Cloud LB (AWS/GCP/Azure)
- Use Network-level LB in front, pass to NGINX when needing L7 features.
- Enable sticky sessions ONLY when stateful affinity is mandatory; prefer stateless.
- Configure TLS termination at LB; enforce TLS1.2+, disable weak ciphers (RC4,3DES).
Redis (distributed cache & rate limiter)
- Use Redis Cluster with at least 3 masters; enable client-side hashing to avoid single slot hotspot.
- All cached items carry namespace prefix (e.g., "mcp:auth:session:<uuid>").
- Set timeouts: DialTimeout=500ms, ReadTimeout=200ms, WriteTimeout=200ms.
Observability (Prometheus & Grafana)
- Expose /metrics; include: process_cpu_seconds_total, go_goroutines, http_requests_total{code,route,method}, redis_latency_ms.
- Define SLO: 99.9% of requests < 250ms; Grafana alert after 3 consecutive 5-min windows breaching SLO.
- Log format: JSON with RFC3339 timestamp, severity, component, msg, fields.
Testing
- Unit tests ≥ 90% pkg/ coverage; run go test -race in CI.
- Integration tests spin up ephemeral Redis & NGINX via docker-compose.
- Chaos tests: inject 500ms latency and 50% packet loss between LB and MCP; assert circuit breaker trips.
- Load test: k6 script, target 2× expected peak RPS for 1h; success criteria <1% error, P99 latency <2× baseline.
Performance & Scaling
- Prefer bulkheads: separate pools for slow and fast endpoints (e.g., /export large files vs /api quick calls).
- Tune GOMAXPROCS to CPU cores; use runtime/pprof to profile hotspots before scaling wider.
- Cache idempotent GETs with 7200s TTL at NGINX; add Cache-Control: public,max-age=7200 header.
Security Hardening
- Mutual TLS between LB and MCP when traffic crosses VPC boundaries.
- Enable Content-Security-Policy, X-Frame-Options DENY in responses.
- Run gosec and trivy scans on every commit; block merge on critical findings.
- Rotate secrets using Kubernetes Secrets + external secret manager (AWS Secrets Manager, GCP Secret Manager).
Directory & File Naming
- Directories lowercase with dashes: mcp-server, rate-limiter, kube-deploy.

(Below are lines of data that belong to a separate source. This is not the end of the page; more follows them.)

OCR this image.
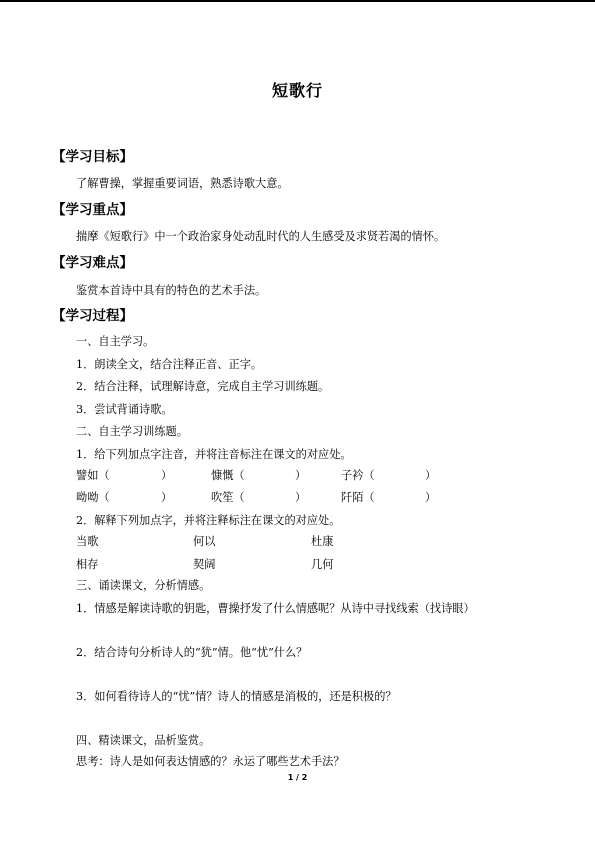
短歌行
【学习目标】
了解曹操，掌握重要词语，熟悉诗歌大意。
【学习重点】
揣摩《短歌行》中一个政治家身处动乱时代的人生感受及求贤若渴的情怀。
【学习难点】
鉴赏本首诗中具有的特色的艺术手法。
【学习过程】
一、自主学习。
1．朗读全文，结合注释正音、正字。
2．结合注释，试理解诗意，完成自主学习训练题。
3．尝试背诵诗歌。
二、自主学习训练题。
1．给下列加点字注音，并将注音标注在课文的对应处。
譬如（	）	慷慨（	）	子衿（	）
呦呦（	）	吹笙（	）	阡陌（	）
2．解释下列加点字，并将注释标注在课文的对应处。
当歌	何以	杜康
相存	契阔	几何
三、诵读课文，分析情感。
1．情感是解读诗歌的钥匙，曹操抒发了什么情感呢？从诗中寻找线索（找诗眼）
2．结合诗句分析诗人的“犹”情。他“忧”什么？
3．如何看待诗人的“忧”情？诗人的情感是消极的，还是积极的？
四、精读课文，品析鉴赏。
思考：诗人是如何表达情感的？永运了哪些艺术手法？
1 / 2
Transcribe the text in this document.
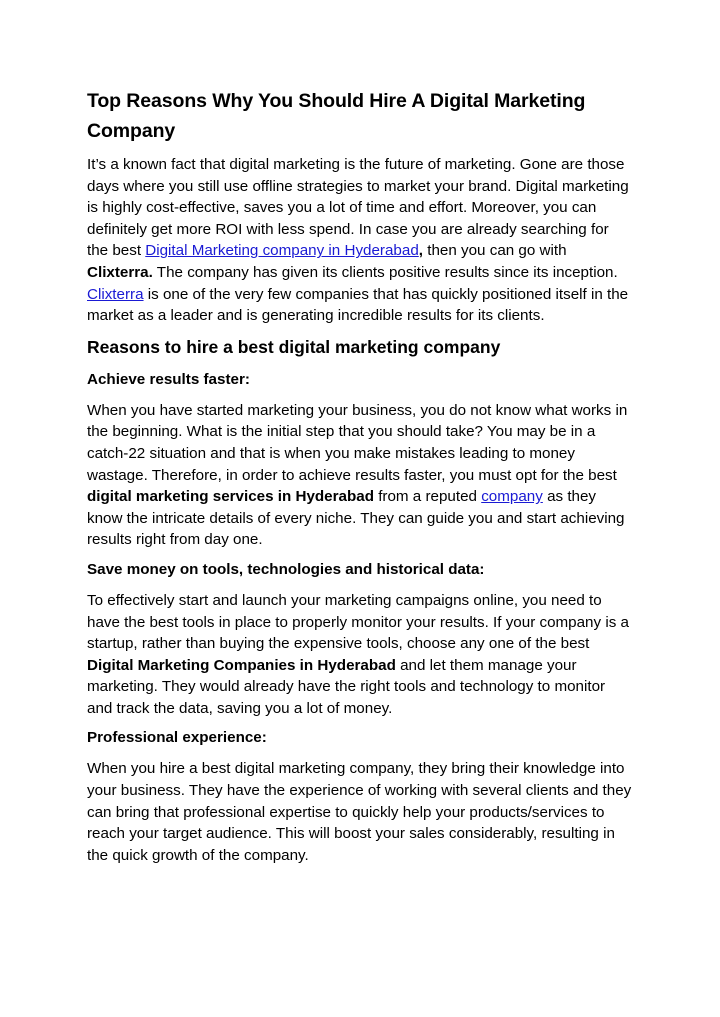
Top Reasons Why You Should Hire A Digital Marketing Company

It’s a known fact that digital marketing is the future of marketing. Gone are those days where you still use offline strategies to market your brand. Digital marketing is highly cost-effective, saves you a lot of time and effort. Moreover, you can definitely get more ROI with less spend. In case you are already searching for the best Digital Marketing company in Hyderabad, then you can go with Clixterra. The company has given its clients positive results since its inception. Clixterra is one of the very few companies that has quickly positioned itself in the market as a leader and is generating incredible results for its clients.

Reasons to hire a best digital marketing company
Achieve results faster:

When you have started marketing your business, you do not know what works in the beginning. What is the initial step that you should take? You may be in a catch-22 situation and that is when you make mistakes leading to money wastage. Therefore, in order to achieve results faster, you must opt for the best digital marketing services in Hyderabad from a reputed company as they know the intricate details of every niche. They can guide you and start achieving results right from day one.

Save money on tools, technologies and historical data:

To effectively start and launch your marketing campaigns online, you need to have the best tools in place to properly monitor your results. If your company is a startup, rather than buying the expensive tools, choose any one of the best Digital Marketing Companies in Hyderabad and let them manage your marketing. They would already have the right tools and technology to monitor and track the data, saving you a lot of money.

Professional experience:

When you hire a best digital marketing company, they bring their knowledge into your business. They have the experience of working with several clients and they can bring that professional expertise to quickly help your products/services to reach your target audience. This will boost your sales considerably, resulting in the quick growth of the company.
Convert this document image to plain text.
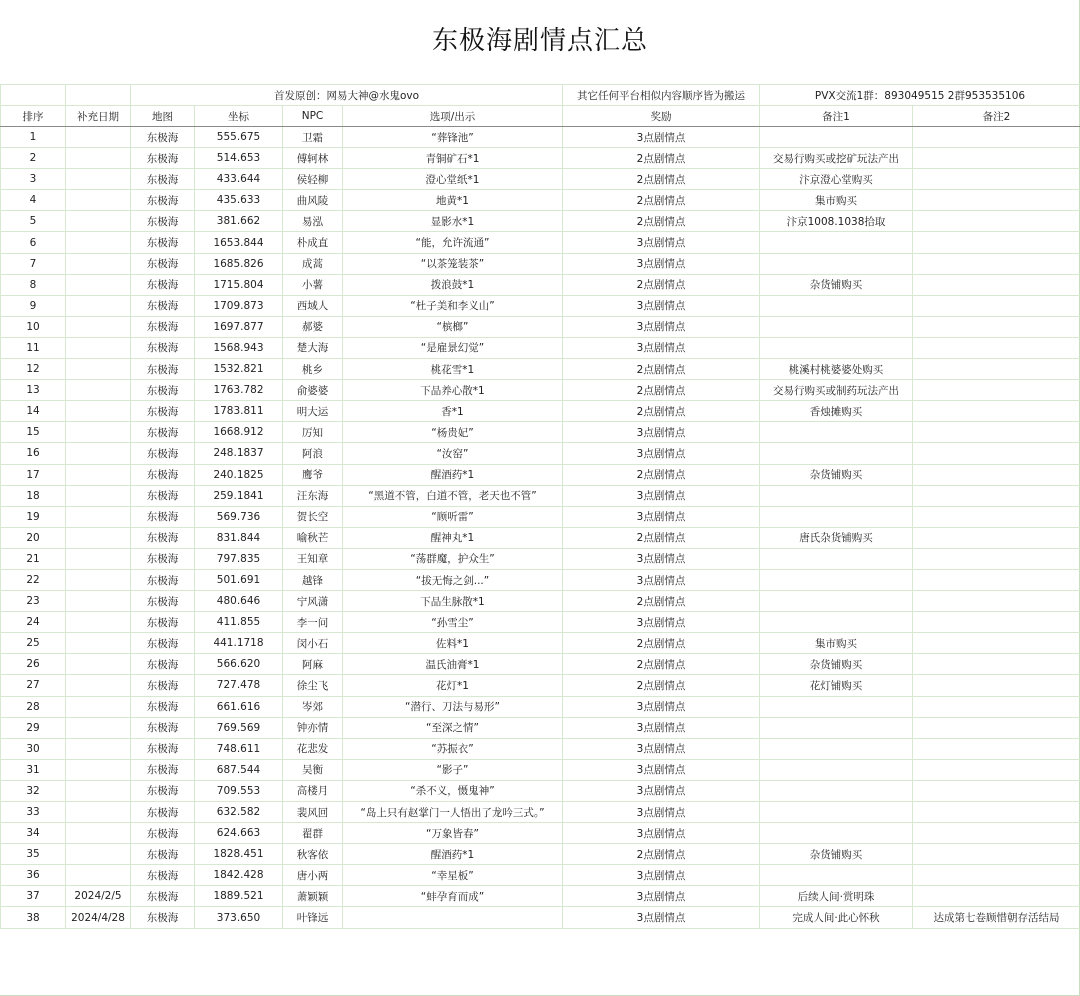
东极海剧情点汇总
		首发原创：网易大神@水鬼ovo				其它任何平台相似内容顺序皆为搬运	PVX交流1群：893049515 2群953535106	
排序	补充日期	地图	坐标	NPC	选项/出示	奖励	备注1	备注2
1		东极海	555.675	卫霜	“葬锋池”	3点剧情点		
2		东极海	514.653	傅轲林	青铜矿石*1	2点剧情点	交易行购买或挖矿玩法产出	
3		东极海	433.644	侯轻柳	澄心堂纸*1	2点剧情点	汴京澄心堂购买	
4		东极海	435.633	曲风陵	地黄*1	2点剧情点	集市购买	
5		东极海	381.662	易泓	显影水*1	2点剧情点	汴京1008.1038拾取	
6		东极海	1653.844	朴成直	“能，允许流通”	3点剧情点		
7		东极海	1685.826	成蒿	“以茶笼装茶”	3点剧情点		
8		东极海	1715.804	小薯	拨浪鼓*1	2点剧情点	杂货铺购买	
9		东极海	1709.873	西域人	“杜子美和李义山”	3点剧情点		
10		东极海	1697.877	郝婆	“槟榔”	3点剧情点		
11		东极海	1568.943	楚大海	“是雇景幻觉”	3点剧情点		
12		东极海	1532.821	桃乡	桃花雪*1	2点剧情点	桃溪村桃婆婆处购买	
13		东极海	1763.782	俞婆婆	下品养心散*1	2点剧情点	交易行购买或制药玩法产出	
14		东极海	1783.811	明大运	香*1	2点剧情点	香烛摊购买	
15		东极海	1668.912	厉知	“杨贵妃”	3点剧情点		
16		东极海	248.1837	阿浪	“汝窑”	3点剧情点		
17		东极海	240.1825	鹰爷	醒酒药*1	2点剧情点	杂货铺购买	
18		东极海	259.1841	汪东海	“黑道不管，白道不管，老天也不管”	3点剧情点		
19		东极海	569.736	贺长空	“顾听雷”	3点剧情点		
20		东极海	831.844	喻秋芒	醒神丸*1	2点剧情点	唐氏杂货铺购买	
21		东极海	797.835	王知章	“荡群魔，护众生”	3点剧情点		
22		东极海	501.691	越锋	“拔无悔之剑...”	3点剧情点		
23		东极海	480.646	宁风潇	下品生脉散*1	2点剧情点		
24		东极海	411.855	李一问	“孙雪尘”	3点剧情点		
25		东极海	441.1718	闵小石	佐料*1	2点剧情点	集市购买	
26		东极海	566.620	阿麻	温氏油膏*1	2点剧情点	杂货铺购买	
27		东极海	727.478	徐尘飞	花灯*1	2点剧情点	花灯铺购买	
28		东极海	661.616	岑郊	“潜行、刀法与易形”	3点剧情点		
29		东极海	769.569	钟亦情	“至深之情”	3点剧情点		
30		东极海	748.611	花悲发	“苏振衣”	3点剧情点		
31		东极海	687.544	吴衡	“影子”	3点剧情点		
32		东极海	709.553	高楼月	“杀不义，慑鬼神”	3点剧情点		
33		东极海	632.582	裴风回	“岛上只有赵掌门一人悟出了龙吟三式。”	3点剧情点		
34		东极海	624.663	翟群	“万象皆春”	3点剧情点		
35		东极海	1828.451	秋客依	醒酒药*1	2点剧情点	杂货铺购买	
36		东极海	1842.428	唐小两	“幸星板”	3点剧情点		
37	2024/2/5	东极海	1889.521	萧颖颖	“蚌孕育而成”	3点剧情点	后续人间·赏明珠	
38	2024/4/28	东极海	373.650	叶锋远		3点剧情点	完成人间·此心怀秋	达成第七卷顾惜朝存活结局
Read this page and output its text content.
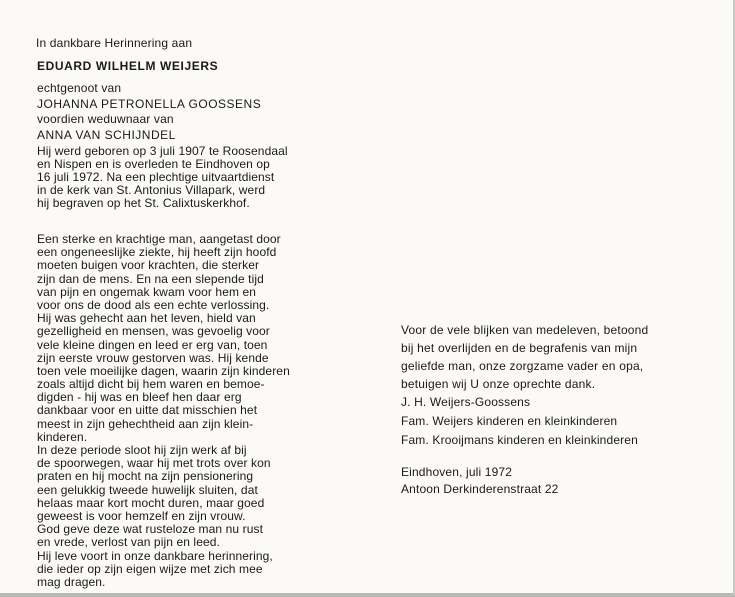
In dankbare Herinnering aan

EDUARD WILHELM WEIJERS

echtgenoot van

JOHANNA PETRONELLA GOOSSENS

voordien weduwnaar van

ANNA VAN SCHIJNDEL

Hij werd geboren op 3 juli 1907 te Roosendaal
en Nispen en is overleden te Eindhoven op
16 juli 1972. Na een plechtige uitvaartdienst
in de kerk van St. Antonius Villapark, werd
hij begraven op het St. Calixtuskerkhof.
Een sterke en krachtige man, aangetast door
een ongeneeslijke ziekte, hij heeft zijn hoofd
moeten buigen voor krachten, die sterker
zijn dan de mens. En na een slepende tijd
van pijn en ongemak kwam voor hem en
voor ons de dood als een echte verlossing.
Hij was gehecht aan het leven, hield van
gezelligheid en mensen, was gevoelig voor
vele kleine dingen en leed er erg van, toen
zijn eerste vrouw gestorven was. Hij kende
toen vele moeilijke dagen, waarin zijn kinderen
zoals altijd dicht bij hem waren en bemoe-
digden - hij was en bleef hen daar erg
dankbaar voor en uitte dat misschien het
meest in zijn gehechtheid aan zijn klein-
kinderen.
In deze periode sloot hij zijn werk af bij
de spoorwegen, waar hij met trots over kon
praten en hij mocht na zijn pensionering
een gelukkig tweede huwelijk sluiten, dat
helaas maar kort mocht duren, maar goed
geweest is voor hemzelf en zijn vrouw.
God geve deze wat rusteloze man nu rust
en vrede, verlost van pijn en leed.
Hij leve voort in onze dankbare herinnering,
die ieder op zijn eigen wijze met zich mee
mag dragen.
Voor de vele blijken van medeleven, betoond
bij het overlijden en de begrafenis van mijn
geliefde man, onze zorgzame vader en opa,
betuigen wij U onze oprechte dank.
J. H. Weijers-Goossens
Fam. Weijers kinderen en kleinkinderen
Fam. Krooijmans kinderen en kleinkinderen
Eindhoven, juli 1972
Antoon Derkinderenstraat 22
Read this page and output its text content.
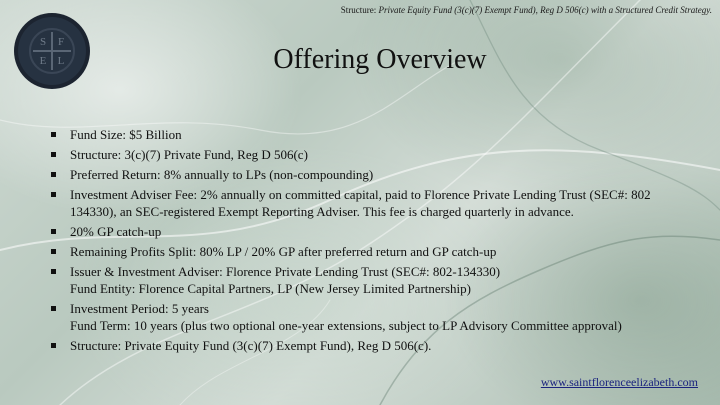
Structure: Private Equity Fund (3(c)(7) Exempt Fund), Reg D 506(c) with a Structured Credit Strategy.
S F
E L	Offering Overview
Fund Size: $5 Billion
Structure: 3(c)(7) Private Fund, Reg D 506(c)
Preferred Return: 8% annually to LPs (non-compounding)
Investment Adviser Fee: 2% annually on committed capital, paid to Florence Private Lending Trust (SEC#: 802
134330), an SEC-registered Exempt Reporting Adviser. This fee is charged quarterly in advance.
20% GP catch-up
Remaining Profits Split: 80% LP / 20% GP after preferred return and GP catch-up
Issuer & Investment Adviser: Florence Private Lending Trust (SEC#: 802-134330)
Fund Entity: Florence Capital Partners, LP (New Jersey Limited Partnership)
Investment Period: 5 years
Fund Term: 10 years (plus two optional one-year extensions, subject to LP Advisory Committee approval)
Structure: Private Equity Fund (3(c)(7) Exempt Fund), Reg D 506(c).
www.saintflorenceelizabeth.com
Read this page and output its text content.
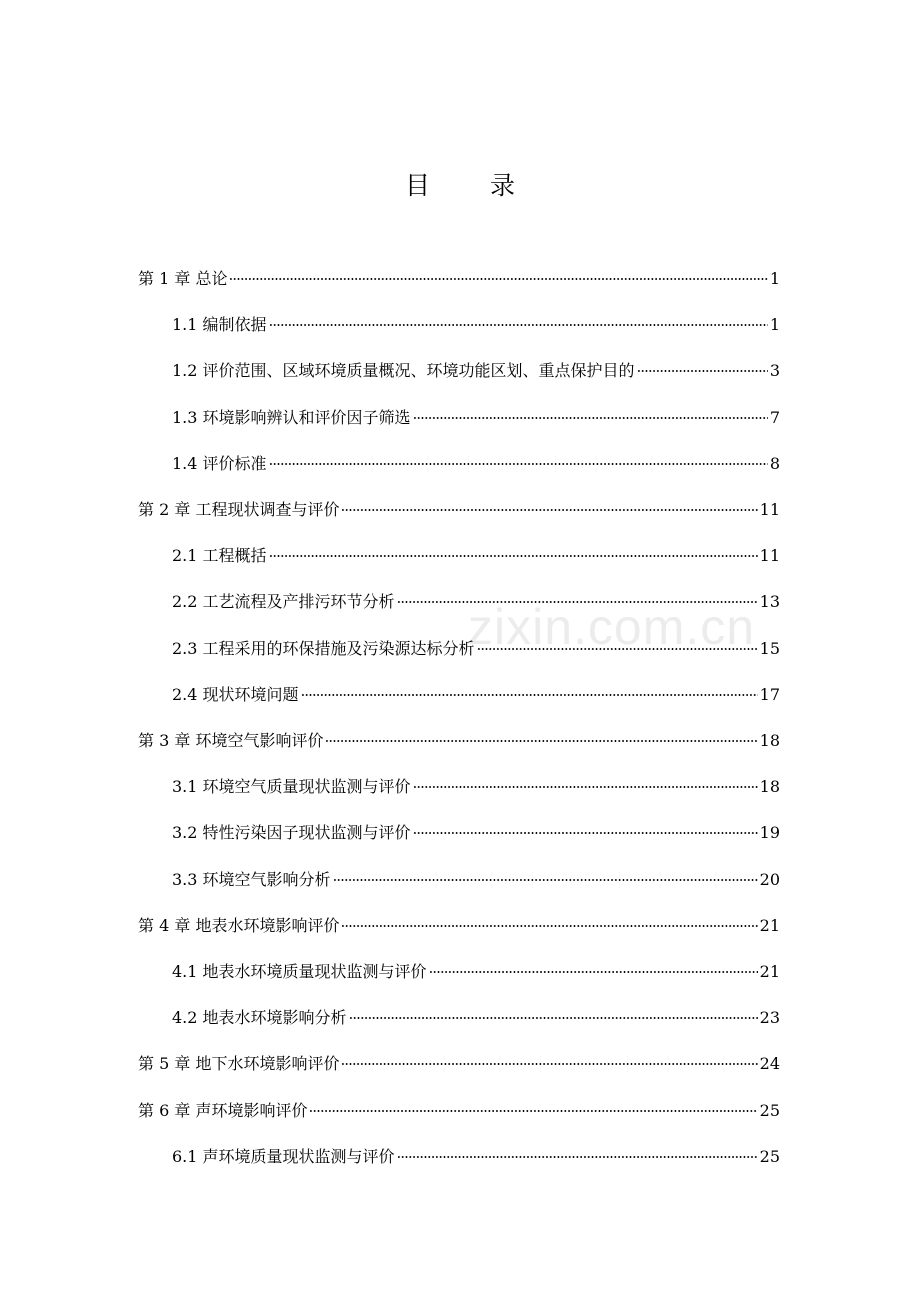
目 录
zixin.com.cn
第 1 章 总论	1
1.1 编制依据	1
1.2 评价范围、区域环境质量概况、环境功能区划、重点保护目的	3
1.3 环境影响辨认和评价因子筛选	7
1.4 评价标准	8
第 2 章 工程现状调查与评价	11
2.1 工程概括	11
2.2 工艺流程及产排污环节分析	13
2.3 工程采用的环保措施及污染源达标分析	15
2.4 现状环境问题	17
第 3 章 环境空气影响评价	18
3.1 环境空气质量现状监测与评价	18
3.2 特性污染因子现状监测与评价	19
3.3 环境空气影响分析	20
第 4 章 地表水环境影响评价	21
4.1 地表水环境质量现状监测与评价	21
4.2 地表水环境影响分析	23
第 5 章 地下水环境影响评价	24
第 6 章 声环境影响评价	25
6.1 声环境质量现状监测与评价	25
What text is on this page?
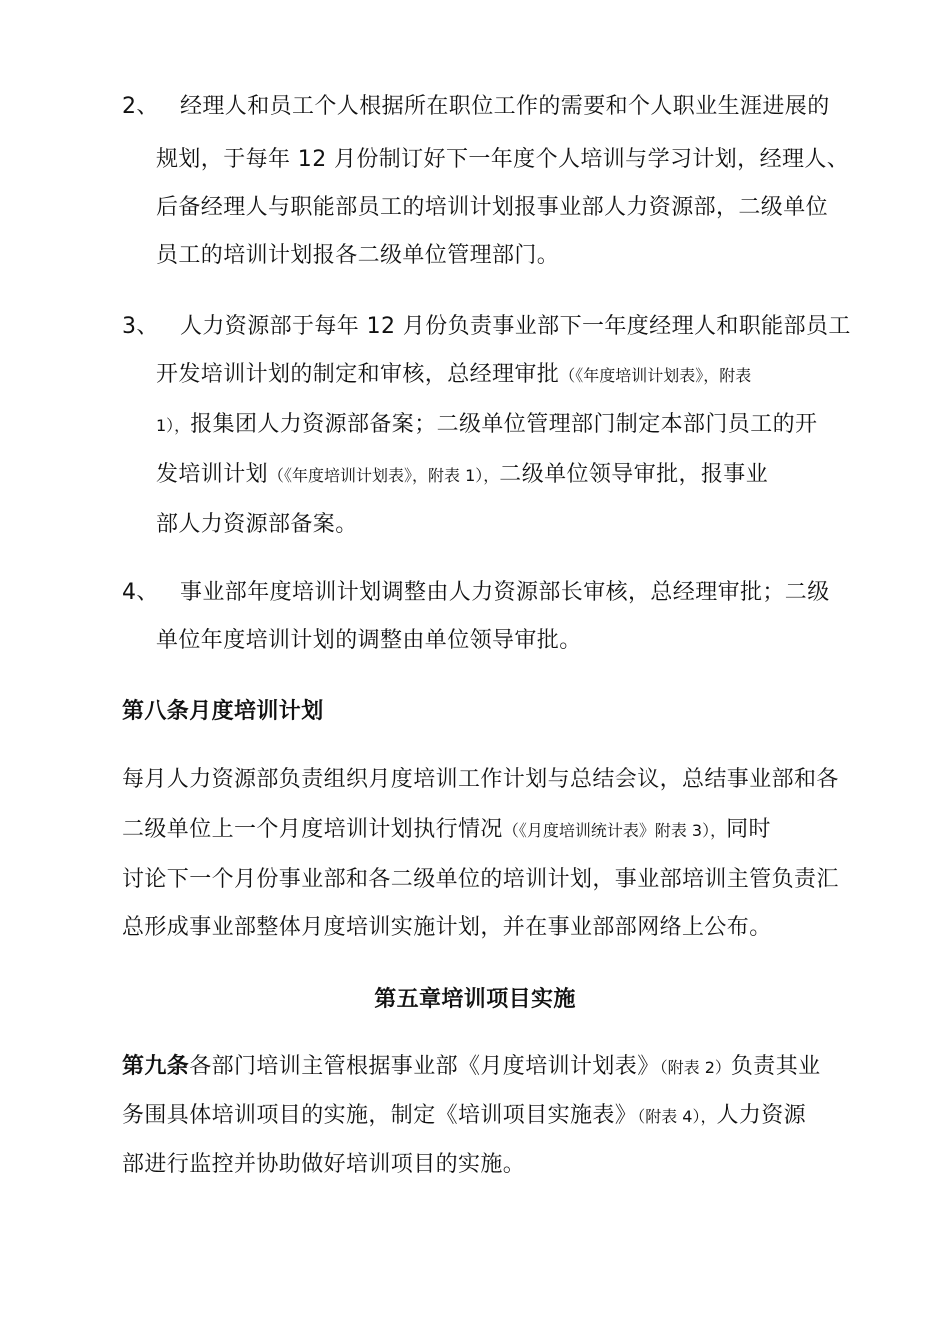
2、 经理人和员工个人根据所在职位工作的需要和个人职业生涯进展的
规划，于每年 12 月份制订好下一年度个人培训与学习计划，经理人、
后备经理人与职能部员工的培训计划报事业部人力资源部，二级单位
员工的培训计划报各二级单位管理部门。
3、 人力资源部于每年 12 月份负责事业部下一年度经理人和职能部员工
开发培训计划的制定和审核，总经理审批（《年度培训计划表》，附表
1），报集团人力资源部备案；二级单位管理部门制定本部门员工的开
发培训计划（《年度培训计划表》，附表 1），二级单位领导审批，报事业
部人力资源部备案。
4、 事业部年度培训计划调整由人力资源部长审核，总经理审批；二级
单位年度培训计划的调整由单位领导审批。
第八条月度培训计划
每月人力资源部负责组织月度培训工作计划与总结会议，总结事业部和各
二级单位上一个月度培训计划执行情况（《月度培训统计表》附表 3），同时
讨论下一个月份事业部和各二级单位的培训计划，事业部培训主管负责汇
总形成事业部整体月度培训实施计划，并在事业部部网络上公布。
第五章培训项目实施
第九条各部门培训主管根据事业部《月度培训计划表》（附表 2）负责其业
务围具体培训项目的实施，制定《培训项目实施表》（附表 4），人力资源
部进行监控并协助做好培训项目的实施。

- Config files: environment suffix, e.g., nginx.prod.conf, hpa-dev.yaml.
Example File Structure
mcp-server/
cmd/
server/
main.go
internal/
auth/
handler/
rateLimiter/
api/
openapi.yaml
configs/
nginx.prod.conf
hpa.yaml
deployments/
k8s/
deployment.yaml
service.yaml
test/
integration/
Dockerfile
Makefile
README.md
Follow these rules to deliver a secure, observable, and elastically-scalable MCP backend capable of handling high throughput with minimal latency.